9.11Le Comité rappelle qu’en 2012 et 2013, il s’est inquiété de ce que la définition adoptée par la Cour administrative suprême (dans ses jugements de 2012) ne prend pas suffisamment en considération les droits reconnus au peuple sâme dans la Déclaration des Nations Unies sur les droits des peuples autochtones, à savoir le droit à l’autodétermination (art. 3), en particulier le droit de décider de sa propre identité ou appartenance conformément à ses coutumes et traditions (art. 33), ainsi que leur droit de ne pas subir d’assimilation forcée ou de destruction de leur culture. Le Comité souhaite en outre préciser que la recommandation qu’il a formulée dans ses observations finales de 2009 faisait référence à la formule « faire davantage de place », alors que dans des observations finales ultérieures, il a recommandé que, lorsqu’il s’agit de déterminer qui est habilité à voter pour élire les membres du Parlement sâme, il soit dûment tenu compte du droit des Sâmes à l’autodétermination concernant leur statut en Finlande, de leur droit de décider eux-mêmes de leur appartenance au peuple sâme et de leur droit de ne pas subir d’assimilation forcée.

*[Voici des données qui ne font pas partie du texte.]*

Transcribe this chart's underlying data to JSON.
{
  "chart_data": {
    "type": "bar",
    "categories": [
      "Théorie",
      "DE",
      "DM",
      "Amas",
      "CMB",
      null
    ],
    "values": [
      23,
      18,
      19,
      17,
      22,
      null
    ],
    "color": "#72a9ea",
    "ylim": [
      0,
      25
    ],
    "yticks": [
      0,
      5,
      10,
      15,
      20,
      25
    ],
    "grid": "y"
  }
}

9.12Le Comité constate que les États parties ont le droit et l’obligation de veiller à la légalité de toutes les décisions administratives adoptées par les autorités nationales ou d’autres institutions publiques. Il tient à souligner que, si le principe d’autodétermination accorde aux communautés autochtones le droit de déterminer librement leur propre composition conformément à l’article 33 (par. 1) de la Déclaration des Nations Unies sur les droits des peuples autochtones, les décisions concernant la participation à des organes représentatifs et à des élections ne peuvent être prises de manière arbitraire ou dans le but ou avec l’effet d’exclure des membres ou des électeurs, en violation du droit international des droits de l’homme. À cet égard, le contrôle judiciaire exercé par les tribunaux des États peut jouer un rôle important et légitime. Il souligne que, dans le contexte des droits des peuples autochtones, cela doit être fait de manière compatible avec le droit de ces peuples de décider de leur propre identité ou appartenance conformément à leurs coutumes et traditions, et sans arbitraire. Bien qu’il relève de la compétence du pouvoir judiciaire d’interpréter la loi applicable, lorsqu’ils statuent sur les droits des peuples autochtones et en particulier sur les critères d’appartenance de telle ou telle personne à un peuple, les tribunaux nationaux doivent toutefois tenir dûment compte du droit à l’autodétermination des communautés autochtones, en particulier lorsque les tribunaux s’écartent des critères d’appartenance généralement établis et de l’évaluation des organes représentatifs de la communauté à cet égard.

9.13Le Comité a examiné les informations que lui ont communiquées les parties, y compris le rapport fourni par l’État partie, et note que, à plusieurs reprises, la Cour administrative suprême a conclu qu’il n’était pas possible de déterminer si les critères objectifs étaient ou non satisfaits, mais a néanmoins procédé à une « appréciation générale » qui reposait principalement sur le critère subjectif et à l’issue de laquelle elle a conclu que l’appelant devait figurer sur les listes électorales. Le Comité note que même si, comme le soutient l’État partie, la Cour n’a fait d’« appréciation générale » que lorsqu’il y avait lieu de penser que les critères objectifs étaient satisfaits, sa démarche a au fond consisté à estimer que l’appelant qui satisfaisait pleinement le critère subjectif n’avait pas besoin de démontrer qu’il satisfaisait aussi les critères objectifs. Partant, il apparaît que, dans ses décisions, la Cour administrative suprême n’a pas appliqué les critères objectifs prévus par la loi applicable, à savoir la loi relative au Parlement sâme.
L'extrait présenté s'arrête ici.